I found the on-line fandom shortly after [seeing the show]. I'm still planting a tree a year to make up for the small forest I decimated when I started printing out the fanfic I found already posted. I inhaled what was out there and started writing to some of the authors to let them know I had enjoyed their efforts. That correspondence paved the way for some lovely friendships. I think, realistically, that it was the people I met on-line which drew me into the fandom. I attended my first con--MediaWest--last year and got to meet some of them in person. I now have several 'adopted' sisters who I dearly love and wouldn't trade for the world.

After reading everything I could get my hands on, I started to dream up my own story ideas.

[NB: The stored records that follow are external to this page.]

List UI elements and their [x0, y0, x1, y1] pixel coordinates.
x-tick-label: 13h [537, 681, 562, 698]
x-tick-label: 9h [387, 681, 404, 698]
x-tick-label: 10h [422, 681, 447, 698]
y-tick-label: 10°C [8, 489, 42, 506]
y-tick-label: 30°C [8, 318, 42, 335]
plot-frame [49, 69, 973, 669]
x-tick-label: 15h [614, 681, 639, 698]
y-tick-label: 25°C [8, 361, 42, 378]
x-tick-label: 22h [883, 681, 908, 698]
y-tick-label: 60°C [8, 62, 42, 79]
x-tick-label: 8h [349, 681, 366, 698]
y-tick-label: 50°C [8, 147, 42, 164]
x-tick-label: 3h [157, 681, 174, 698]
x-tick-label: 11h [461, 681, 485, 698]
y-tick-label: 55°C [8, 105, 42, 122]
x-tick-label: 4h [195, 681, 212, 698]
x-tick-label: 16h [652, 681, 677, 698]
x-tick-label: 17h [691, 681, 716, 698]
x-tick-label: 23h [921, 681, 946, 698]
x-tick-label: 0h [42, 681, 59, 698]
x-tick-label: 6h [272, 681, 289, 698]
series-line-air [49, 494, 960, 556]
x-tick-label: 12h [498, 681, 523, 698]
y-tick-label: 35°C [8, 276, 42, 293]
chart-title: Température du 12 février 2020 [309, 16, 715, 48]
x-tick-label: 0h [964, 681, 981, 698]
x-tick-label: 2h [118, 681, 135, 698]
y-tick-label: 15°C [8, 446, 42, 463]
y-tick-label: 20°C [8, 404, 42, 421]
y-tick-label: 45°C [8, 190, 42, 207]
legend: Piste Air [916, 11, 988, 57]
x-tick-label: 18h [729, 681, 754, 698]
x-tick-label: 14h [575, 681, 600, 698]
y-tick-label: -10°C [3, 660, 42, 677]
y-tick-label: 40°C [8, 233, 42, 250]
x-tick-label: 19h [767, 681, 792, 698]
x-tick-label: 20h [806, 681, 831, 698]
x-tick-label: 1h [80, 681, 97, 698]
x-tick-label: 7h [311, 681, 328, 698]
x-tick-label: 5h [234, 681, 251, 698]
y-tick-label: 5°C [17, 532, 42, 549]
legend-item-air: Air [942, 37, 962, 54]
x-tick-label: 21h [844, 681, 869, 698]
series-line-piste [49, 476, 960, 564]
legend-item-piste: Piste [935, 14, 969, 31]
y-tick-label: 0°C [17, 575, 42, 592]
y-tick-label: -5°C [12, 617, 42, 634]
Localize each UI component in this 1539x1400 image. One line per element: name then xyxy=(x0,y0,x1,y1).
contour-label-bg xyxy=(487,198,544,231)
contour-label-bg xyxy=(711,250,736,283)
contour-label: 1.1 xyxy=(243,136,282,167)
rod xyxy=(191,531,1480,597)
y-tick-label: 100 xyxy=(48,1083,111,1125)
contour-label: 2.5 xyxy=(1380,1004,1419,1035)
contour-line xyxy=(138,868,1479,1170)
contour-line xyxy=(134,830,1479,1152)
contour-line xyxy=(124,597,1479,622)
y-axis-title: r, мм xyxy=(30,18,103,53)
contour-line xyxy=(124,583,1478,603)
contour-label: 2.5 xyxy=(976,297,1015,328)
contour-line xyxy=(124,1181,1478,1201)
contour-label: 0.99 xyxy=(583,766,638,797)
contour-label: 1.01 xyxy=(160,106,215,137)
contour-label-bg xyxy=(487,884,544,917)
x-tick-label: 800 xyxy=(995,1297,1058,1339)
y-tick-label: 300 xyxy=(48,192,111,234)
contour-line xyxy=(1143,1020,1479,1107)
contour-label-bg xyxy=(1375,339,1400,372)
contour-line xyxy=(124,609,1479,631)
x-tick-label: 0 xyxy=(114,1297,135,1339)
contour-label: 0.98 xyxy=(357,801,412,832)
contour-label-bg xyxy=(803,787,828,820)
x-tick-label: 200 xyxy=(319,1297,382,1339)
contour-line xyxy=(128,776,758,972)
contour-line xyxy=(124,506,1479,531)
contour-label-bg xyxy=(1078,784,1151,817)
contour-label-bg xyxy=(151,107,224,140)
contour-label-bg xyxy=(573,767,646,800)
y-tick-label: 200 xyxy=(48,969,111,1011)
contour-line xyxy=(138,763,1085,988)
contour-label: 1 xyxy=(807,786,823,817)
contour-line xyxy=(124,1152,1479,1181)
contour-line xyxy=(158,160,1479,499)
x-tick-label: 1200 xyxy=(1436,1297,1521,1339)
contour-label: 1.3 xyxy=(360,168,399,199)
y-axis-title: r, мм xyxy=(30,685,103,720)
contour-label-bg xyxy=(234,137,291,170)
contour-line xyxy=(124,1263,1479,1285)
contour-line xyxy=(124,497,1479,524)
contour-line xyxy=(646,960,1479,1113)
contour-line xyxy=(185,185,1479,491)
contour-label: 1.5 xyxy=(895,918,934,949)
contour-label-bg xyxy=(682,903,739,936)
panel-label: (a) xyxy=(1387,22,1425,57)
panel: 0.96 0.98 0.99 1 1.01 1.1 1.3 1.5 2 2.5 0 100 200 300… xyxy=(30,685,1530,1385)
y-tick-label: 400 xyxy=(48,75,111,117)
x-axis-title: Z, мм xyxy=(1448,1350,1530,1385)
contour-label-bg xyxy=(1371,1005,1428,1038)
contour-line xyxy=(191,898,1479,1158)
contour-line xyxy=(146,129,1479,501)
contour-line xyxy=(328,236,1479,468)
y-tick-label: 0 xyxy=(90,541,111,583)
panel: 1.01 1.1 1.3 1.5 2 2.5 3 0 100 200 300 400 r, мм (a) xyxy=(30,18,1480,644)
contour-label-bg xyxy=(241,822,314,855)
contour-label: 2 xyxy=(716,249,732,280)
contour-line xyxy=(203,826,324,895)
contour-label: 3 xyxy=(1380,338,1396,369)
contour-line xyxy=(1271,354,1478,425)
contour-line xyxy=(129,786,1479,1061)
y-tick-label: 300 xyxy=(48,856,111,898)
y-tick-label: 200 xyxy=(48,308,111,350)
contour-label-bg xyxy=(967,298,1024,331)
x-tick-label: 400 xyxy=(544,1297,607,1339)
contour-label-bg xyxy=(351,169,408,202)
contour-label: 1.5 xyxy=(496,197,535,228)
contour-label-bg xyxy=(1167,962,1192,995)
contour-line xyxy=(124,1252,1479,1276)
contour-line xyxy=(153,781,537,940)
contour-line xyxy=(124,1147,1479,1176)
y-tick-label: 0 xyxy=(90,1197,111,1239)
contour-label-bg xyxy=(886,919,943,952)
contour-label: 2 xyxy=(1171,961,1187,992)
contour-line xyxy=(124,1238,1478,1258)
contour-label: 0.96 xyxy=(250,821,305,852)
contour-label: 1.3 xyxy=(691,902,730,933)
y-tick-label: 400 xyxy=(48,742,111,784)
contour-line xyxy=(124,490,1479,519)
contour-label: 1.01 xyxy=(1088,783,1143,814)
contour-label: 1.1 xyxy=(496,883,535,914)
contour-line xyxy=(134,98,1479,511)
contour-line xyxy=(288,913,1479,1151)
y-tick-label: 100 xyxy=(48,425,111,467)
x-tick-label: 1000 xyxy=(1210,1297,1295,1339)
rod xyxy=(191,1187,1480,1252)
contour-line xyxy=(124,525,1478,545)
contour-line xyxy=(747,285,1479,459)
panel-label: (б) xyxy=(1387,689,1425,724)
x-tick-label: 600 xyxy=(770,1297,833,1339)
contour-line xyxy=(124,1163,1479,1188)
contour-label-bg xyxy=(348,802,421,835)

My first completed and posted Sentinel story was The Gift. It's more of a character piece and was written as a submission for the 'Jim and Blair in the Woods' challenge at Guide Posts. At that point I had only seen a few second season episodes. I actually started Death Song first, but set that piece aside for later development, ultimately finishing that story after I had a better handle on the characters and the whole Sentinel/Guide relationship.

Writing The Gift was easy. Sending it to someone to beta was traumatic.

Don't get me wrong. I was pleased with the story and I'm thick-skinned enough to take criticism without feeling as though it's a personal attack. Listening to, and learning from your reader's comments--both positive and negative--are the ways I believe you grow and mature as a writer. However, there was already a great body of good fanfic out there for the show and I was a bit nervous about how my story was going to measure up. Plus, I take my story telling very personally. I had written missing scenes and stories for my favorite shows for years, but they were entirely private efforts--no one had seen them except me.

Of my zine published fiction, Dark Sentinel (in Sentry Post 4) is the story I'm most proud to have written. It's probably the most complex piece I've ever attempted--although the serial I'm working on now, "False Mirrors" may end up surpassing it in some ways. Dark Sentinel combines several plot themes--action/adventure, rescue, quest, pursuit, escape, transformation. It was a challenge to interweave them all successfully, and to deal with the resolution of the story and issues without taking the 'easy' way out. The 'A' plot is Jim trying to find Blair. I tried to make the police work portion very believable with Jim ultimately finding Blair not because of some psychic link, but by solid investigation skills. The 'B' plot deals with the Sentinel/Guide relationship, meshing show canon with mysticism and an aspect of sentinel 'history' which I invented.